Do the First Amendment’s guarantees of freedom of speech and religion protect Jack Phillips from being required by the state of Colorado to use his creative and artistic talents to promote a message in support of same-sex marriage, contrary to his deeply-held religious beliefs?

The larger questions are: do artists’ creations amount to "speech" that is protected from government coercion under the First Amendment? If the answer is "sometimes," where are the lines drawn? Does a wedding cake qualify for protection?

Is the Colorado statute unconstitutional because it is only applied against Christians like Jack, while other bakers and vendors are free to decline business for other types of conscience reasons? If the government has discretion to choose which claims of conscience win, does that give too much discretion to the authorities, and violate the First Amendment?

Oral Argument Scheduled

The U.S. Supreme Court is scheduled to hear oral arguments in this case at 10 a.m., ET, on December 5, 2017. Transcripts and audio recordings of the argument can be found afterwards at the website for the Supreme Court:

How Is This Case Different From Other Wedding Vendor Cases?

It’s undisputed that the First Amendment applies not only to the written or spoken word, but to various types of "expressive" speech. That could involve anything from parades to mimes to sculptures to interpretive dance.  Each of the wedding vendor cases that have arisen under state or local non-discrimination laws involves different types of artistic "expression." In Jack Phillips’ case and others, cakes and decorating are involved. In other cases (florists, wedding photographers, graphic designers, etc.) other forms of "expression" are involved.

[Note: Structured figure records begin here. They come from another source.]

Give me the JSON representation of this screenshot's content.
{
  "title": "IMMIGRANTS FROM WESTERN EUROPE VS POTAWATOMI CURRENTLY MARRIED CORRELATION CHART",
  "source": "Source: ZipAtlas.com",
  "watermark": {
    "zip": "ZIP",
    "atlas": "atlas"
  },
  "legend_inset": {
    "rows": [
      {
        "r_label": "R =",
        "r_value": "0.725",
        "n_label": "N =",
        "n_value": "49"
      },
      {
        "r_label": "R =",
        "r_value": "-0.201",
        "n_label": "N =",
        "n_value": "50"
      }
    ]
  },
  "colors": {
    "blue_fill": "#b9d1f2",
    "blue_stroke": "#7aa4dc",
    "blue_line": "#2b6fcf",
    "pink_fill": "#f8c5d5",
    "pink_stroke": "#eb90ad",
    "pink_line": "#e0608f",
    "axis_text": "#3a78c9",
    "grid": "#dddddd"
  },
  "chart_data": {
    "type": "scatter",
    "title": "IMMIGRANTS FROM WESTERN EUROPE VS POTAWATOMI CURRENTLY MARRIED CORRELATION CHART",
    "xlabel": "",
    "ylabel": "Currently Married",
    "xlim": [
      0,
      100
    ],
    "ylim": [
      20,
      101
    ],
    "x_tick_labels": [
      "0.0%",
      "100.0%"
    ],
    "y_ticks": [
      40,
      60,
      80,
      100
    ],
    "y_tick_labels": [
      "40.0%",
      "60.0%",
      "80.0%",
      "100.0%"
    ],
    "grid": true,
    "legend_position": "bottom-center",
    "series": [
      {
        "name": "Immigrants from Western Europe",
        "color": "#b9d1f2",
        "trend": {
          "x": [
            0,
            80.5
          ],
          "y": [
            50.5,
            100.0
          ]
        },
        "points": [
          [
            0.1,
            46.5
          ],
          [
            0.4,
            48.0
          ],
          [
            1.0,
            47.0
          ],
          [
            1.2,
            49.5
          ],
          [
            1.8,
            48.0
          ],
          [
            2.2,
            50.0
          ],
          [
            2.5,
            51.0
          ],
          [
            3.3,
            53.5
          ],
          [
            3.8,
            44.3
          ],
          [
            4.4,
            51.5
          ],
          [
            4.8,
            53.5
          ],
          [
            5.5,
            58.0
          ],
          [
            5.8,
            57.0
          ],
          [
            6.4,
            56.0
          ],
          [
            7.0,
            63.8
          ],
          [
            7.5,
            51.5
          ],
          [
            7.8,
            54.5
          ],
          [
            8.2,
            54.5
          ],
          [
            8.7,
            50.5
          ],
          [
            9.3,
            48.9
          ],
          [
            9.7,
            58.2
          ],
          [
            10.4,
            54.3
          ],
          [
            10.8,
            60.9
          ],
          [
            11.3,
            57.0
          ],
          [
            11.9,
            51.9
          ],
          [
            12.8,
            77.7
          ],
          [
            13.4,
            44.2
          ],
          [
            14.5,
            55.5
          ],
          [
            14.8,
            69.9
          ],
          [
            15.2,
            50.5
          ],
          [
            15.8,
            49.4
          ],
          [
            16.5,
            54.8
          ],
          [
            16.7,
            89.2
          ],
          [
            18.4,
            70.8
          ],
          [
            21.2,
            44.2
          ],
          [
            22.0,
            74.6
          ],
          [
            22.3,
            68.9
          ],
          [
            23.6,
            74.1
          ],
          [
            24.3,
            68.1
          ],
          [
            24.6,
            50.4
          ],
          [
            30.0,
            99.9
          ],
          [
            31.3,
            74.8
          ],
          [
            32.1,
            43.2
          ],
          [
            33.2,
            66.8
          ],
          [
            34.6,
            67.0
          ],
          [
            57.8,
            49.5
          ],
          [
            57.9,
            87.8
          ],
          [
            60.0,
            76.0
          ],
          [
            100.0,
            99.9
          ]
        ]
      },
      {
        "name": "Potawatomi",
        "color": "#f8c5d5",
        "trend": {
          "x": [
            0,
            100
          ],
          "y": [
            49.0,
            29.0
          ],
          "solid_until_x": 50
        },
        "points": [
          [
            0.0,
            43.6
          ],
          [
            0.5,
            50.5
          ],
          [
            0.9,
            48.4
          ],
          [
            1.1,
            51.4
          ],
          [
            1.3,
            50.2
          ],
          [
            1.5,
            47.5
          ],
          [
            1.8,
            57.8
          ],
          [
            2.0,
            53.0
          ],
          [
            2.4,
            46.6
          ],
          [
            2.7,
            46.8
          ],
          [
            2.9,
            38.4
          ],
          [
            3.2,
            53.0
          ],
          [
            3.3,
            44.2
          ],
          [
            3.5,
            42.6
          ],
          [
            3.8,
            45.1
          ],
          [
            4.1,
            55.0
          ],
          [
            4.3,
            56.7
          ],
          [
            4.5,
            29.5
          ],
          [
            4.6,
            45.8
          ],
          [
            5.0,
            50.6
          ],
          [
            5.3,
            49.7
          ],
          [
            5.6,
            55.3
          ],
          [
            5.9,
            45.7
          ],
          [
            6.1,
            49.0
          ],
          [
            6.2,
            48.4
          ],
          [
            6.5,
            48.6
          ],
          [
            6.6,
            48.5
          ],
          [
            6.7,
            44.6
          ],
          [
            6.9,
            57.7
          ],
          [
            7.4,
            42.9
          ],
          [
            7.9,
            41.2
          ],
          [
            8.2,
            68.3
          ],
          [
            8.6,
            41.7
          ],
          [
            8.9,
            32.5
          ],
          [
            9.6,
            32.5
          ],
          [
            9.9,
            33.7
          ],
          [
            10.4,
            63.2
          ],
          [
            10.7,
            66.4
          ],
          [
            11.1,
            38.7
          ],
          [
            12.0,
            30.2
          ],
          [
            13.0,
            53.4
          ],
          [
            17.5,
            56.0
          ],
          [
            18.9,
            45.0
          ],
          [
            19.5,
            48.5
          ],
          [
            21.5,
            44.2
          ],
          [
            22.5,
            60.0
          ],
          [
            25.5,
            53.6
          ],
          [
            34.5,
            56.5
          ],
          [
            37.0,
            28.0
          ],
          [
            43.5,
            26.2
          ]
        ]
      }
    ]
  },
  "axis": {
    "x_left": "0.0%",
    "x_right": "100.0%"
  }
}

Watch to see whether the Supreme Court justices address "expressive speech" only as it affects wedding cake decorating, or whether they discuss more general guidelines that lower courts can apply to the ever-growing list of wedding vendor litigation.

Is This Case At All Like Hobby Lobby?

In 2014, Hobby Lobby won an important religious freedom victory at the Supreme Court which involved another example of government coercion related to Obamacare and forcing religious employers to provide possible abortion-causing contraceptives in company healthcare plans. Could that decision help Jack Phillips’ case?

The answer is probably not directly. Hobby Lobby and the other cases (including Little Sisters of the Poor) were decided in their favor based on the federal statute called The Religious Freedom Restoration Act (RFRA). It’s a statute that complements the First Amendment’s guarantees of religious freedom. Using the balancing test in that statute, the Supreme Court decided that the government regulation at issue could not override the religious conscience objections of the Hobby Lobby owners.

Unfortunately, the federal RFRA does not apply to a state law like Colorado’s. And Colorado is not among the 22 states that have passed their own version of RFRA.

So, the Masterpiece Cakeshop decision will hinge on previous Supreme Court cases known as "precedents" decided under the First Amendment, and how they would apply to the specific facts of this case. The arguments will include both speech and religious freedom components.

However, the Hobby Lobby decision could help Phillips indirectly in that it’s a recent decision of the Court in which religious freedom was supported and defended by a majority of the Court’s justices. As such, it will be fresh on the minds of the justices that government coercion of religious conscience contradicts our country’s deepest values, and is permissible only for the narrowest of causes.

When Is A Decision Likely?

It’s always hard to predict when a blockbuster case like this one will be decided and an opinion published. Typically, it could take the Court anywhere from 2 to 4 months to issue an opinion. But this case is not typical, and the decision is expected to be close, possibly a 5-4 vote, with several dissenting and concurring opinions accompanying the main opinion. In such circumstances, it may take longer for the Court to hand down its official decision.